The urban heat island effect is where some places absorb and hold heat more than others, such as in buildings, large paved carparks and roads. Councils around the world are trying various methods to counter these heat islands.
Researchers say that temperatures across urban landscapes can differ by up to 10 degrees, but shading can reduce ground level temperatures by several degrees.
NSW’s Penrith City Council, which hit 48.9 degrees – the highest temperature in Australia on 4 January – has installed 120 heat sensors across the local government area to collect heat data.
Council is working with Western Sydney University to use this data to scientifically inform and influence decision making.
“At present, the only official local heat indicator we have is the Bureau of Meteorology’s weather station at Penrith Lakes, which does not accurately reflect urban heat in Penrith’s CBD,” Mayor Ross Fowler OAM said.
“We also know anecdotally there can be vast temperature differences across the region, but we lack evidence to support this.
“That’s why we need accurate new heat data from across our City to make the business case for change to industry, especially developers.”
Acting on residents’ concerns about heat island effects on Penrith’s future liveability, Council will on 18 February host a gathering of planners, developers, builders and others to explain case studies and research in action.
Western Sydney University’s Dr Sebastian Pfautsch, who leads the study for Council, said research last summer in various parts of western Sydney found that some suburbs experience more extreme heat than the Bureau of Meteorology recorded.

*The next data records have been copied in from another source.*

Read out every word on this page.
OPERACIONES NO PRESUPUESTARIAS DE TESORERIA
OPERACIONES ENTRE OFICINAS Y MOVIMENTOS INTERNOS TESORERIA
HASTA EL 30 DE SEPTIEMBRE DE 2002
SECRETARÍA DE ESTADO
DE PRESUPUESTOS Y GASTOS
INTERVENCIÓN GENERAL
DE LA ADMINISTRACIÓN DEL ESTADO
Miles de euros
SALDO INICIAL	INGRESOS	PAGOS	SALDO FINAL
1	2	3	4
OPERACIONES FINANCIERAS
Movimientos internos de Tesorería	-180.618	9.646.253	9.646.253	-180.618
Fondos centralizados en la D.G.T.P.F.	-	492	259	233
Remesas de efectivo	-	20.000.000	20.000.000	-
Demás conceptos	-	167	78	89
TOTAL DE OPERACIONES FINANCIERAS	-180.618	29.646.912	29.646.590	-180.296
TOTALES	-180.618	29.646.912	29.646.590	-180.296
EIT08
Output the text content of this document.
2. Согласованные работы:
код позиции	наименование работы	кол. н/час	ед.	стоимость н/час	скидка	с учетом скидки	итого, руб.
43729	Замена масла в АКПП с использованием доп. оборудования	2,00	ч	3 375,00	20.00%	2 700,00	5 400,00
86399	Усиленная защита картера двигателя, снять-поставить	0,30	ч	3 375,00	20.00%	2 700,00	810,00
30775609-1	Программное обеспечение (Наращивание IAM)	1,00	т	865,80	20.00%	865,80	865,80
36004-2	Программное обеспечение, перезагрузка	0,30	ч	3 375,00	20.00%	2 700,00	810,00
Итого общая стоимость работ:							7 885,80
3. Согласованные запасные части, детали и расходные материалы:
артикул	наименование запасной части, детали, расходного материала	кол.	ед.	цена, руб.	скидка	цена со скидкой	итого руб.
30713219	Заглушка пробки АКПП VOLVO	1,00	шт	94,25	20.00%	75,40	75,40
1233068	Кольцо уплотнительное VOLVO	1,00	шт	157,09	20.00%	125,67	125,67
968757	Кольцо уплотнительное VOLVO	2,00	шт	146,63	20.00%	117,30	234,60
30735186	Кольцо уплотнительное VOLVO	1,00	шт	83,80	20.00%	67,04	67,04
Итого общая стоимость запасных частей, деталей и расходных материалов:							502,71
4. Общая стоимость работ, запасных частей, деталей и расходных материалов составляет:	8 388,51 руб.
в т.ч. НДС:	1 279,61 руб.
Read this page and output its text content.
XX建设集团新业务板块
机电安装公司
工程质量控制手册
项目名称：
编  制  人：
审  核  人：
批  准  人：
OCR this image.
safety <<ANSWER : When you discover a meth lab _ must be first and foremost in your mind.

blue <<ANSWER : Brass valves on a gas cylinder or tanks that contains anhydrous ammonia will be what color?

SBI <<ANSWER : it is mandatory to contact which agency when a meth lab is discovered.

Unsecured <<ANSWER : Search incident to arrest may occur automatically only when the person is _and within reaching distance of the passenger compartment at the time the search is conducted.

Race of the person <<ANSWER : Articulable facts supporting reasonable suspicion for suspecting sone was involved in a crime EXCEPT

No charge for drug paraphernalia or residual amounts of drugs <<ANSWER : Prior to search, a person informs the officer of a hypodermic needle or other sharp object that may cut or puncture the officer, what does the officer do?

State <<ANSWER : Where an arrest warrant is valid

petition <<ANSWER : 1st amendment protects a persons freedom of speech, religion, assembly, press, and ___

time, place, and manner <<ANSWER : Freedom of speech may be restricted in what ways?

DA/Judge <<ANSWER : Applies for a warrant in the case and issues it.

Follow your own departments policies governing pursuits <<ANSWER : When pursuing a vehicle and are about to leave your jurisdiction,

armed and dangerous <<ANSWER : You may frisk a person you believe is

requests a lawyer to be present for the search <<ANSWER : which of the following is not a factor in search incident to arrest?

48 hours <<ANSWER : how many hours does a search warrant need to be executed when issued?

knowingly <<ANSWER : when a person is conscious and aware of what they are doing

“By converting open, green surfaces to impermeable ones made from bitumen or concrete we reduce the capacity of water seeping into the soil and evaporating from it, whereby it cools the air.”
“Bitumen absorbs the sun’s energy and radiates it during the night, making suburbs hotter”, he added.
The City of Adelaide is part of a project to try reducing bitumen heat absorption by using three heat reflective treatments on a stretch of an inner-city street, where planting trees is not an option.
“These are also road preservation products, used to lengthen the life span of a road and therefore increase the time span between having to dig up and relay,” the City said.
The study by Climate KIC Australia, the City, South Australian Government and engineering firm Fulton Hogan is due to be finished by the end of the summer.
“The results will be shared with local councils to help inform future cooling programs across South Australia,” the study’s website said.